ECLI:NL:HR:2008:BF3297
Hoge Raad
- Cassatie
- F.H. Koster
- J.W. Ilsink
- W.M.E. Thomassen
- Rechtspraak.nl
Vooruitlopen op verklaring getuige in cassatieprocedure
In deze zaak gaat het om een cassatieberoep tegen een arrest van het Gerechtshof te 's-Hertogenbosch, dat op 1 februari 2007 uitspraak deed in de strafzaak tegen de verdachte, geboren in 1947 en zonder bekende woon- of verblijfplaats. De verdachte heeft beroep in cassatie ingesteld, vertegenwoordigd door mr. R.J. Baumgardt, advocaat te Spijkenisse. De Advocaat-Generaal Vellinga heeft geconcludeerd tot vernietiging van het bestreden arrest en terugwijzing van de zaak naar het Hof voor herbehandeling.
De Hoge Raad oordeelt dat het Hof ten onrechte vooruitliep op de inhoud van de verklaring van een getuige, genaamd Jubithana. Het Hof had het verzoek van de raadsman om deze getuige te horen afgewezen, onder de veronderstelling dat het standpunt van de getuige bekend en betrouwbaar was. De Hoge Raad oordeelt dat deze afwijzing onvoldoende gemotiveerd was en dat het Hof niet had mogen aannemen dat de verklaring van de getuige zonder meer betrouwbaar was.

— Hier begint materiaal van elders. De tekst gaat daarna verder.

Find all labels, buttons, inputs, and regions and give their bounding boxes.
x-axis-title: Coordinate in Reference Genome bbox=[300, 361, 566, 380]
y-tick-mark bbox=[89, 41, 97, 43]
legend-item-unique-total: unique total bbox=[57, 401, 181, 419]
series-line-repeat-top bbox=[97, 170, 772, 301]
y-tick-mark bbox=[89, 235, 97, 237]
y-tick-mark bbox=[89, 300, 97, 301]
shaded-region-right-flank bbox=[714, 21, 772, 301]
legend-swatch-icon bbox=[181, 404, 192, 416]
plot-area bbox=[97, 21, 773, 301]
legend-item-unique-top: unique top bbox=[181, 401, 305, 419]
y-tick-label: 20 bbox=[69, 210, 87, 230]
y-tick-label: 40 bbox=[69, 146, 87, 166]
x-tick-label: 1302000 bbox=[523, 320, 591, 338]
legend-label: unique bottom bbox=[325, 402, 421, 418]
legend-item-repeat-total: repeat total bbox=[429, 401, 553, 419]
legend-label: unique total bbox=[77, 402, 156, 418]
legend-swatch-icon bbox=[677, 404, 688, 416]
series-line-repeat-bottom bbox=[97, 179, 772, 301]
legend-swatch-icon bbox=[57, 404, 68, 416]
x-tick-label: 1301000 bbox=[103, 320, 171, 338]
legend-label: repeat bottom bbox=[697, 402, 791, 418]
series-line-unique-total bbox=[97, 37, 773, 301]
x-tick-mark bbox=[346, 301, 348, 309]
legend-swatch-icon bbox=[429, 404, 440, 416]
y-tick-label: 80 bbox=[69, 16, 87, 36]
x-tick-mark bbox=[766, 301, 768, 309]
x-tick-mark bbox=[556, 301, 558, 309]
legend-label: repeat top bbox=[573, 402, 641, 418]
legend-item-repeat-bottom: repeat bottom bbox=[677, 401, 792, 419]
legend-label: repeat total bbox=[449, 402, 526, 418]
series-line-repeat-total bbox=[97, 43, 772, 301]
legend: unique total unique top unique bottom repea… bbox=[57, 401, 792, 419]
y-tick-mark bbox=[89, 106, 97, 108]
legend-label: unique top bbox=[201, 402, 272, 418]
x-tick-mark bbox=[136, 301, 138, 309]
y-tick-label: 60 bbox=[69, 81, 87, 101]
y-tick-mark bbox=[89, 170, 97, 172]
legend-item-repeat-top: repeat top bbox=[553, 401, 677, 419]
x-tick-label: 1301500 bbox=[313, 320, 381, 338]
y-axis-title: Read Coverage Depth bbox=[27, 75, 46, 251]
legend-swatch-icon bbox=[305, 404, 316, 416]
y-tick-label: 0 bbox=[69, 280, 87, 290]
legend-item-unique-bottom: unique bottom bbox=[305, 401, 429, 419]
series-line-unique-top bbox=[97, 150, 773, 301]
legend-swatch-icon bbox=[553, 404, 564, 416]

De Hoge Raad vernietigt de bestreden uitspraak en wijst de zaak terug naar het Gerechtshof te 's-Hertogenbosch, zodat de zaak opnieuw kan worden berecht op het bestaande hoger beroep. De beslissing van de Hoge Raad is genomen op 18 november 2008, waarbij de vice-president F.H. Koster de zitting heeft geleid, samen met de raadsheren J.W. Ilsink en W.M.E. Thomassen, in aanwezigheid van waarnemend griffier J.D.M. Hart.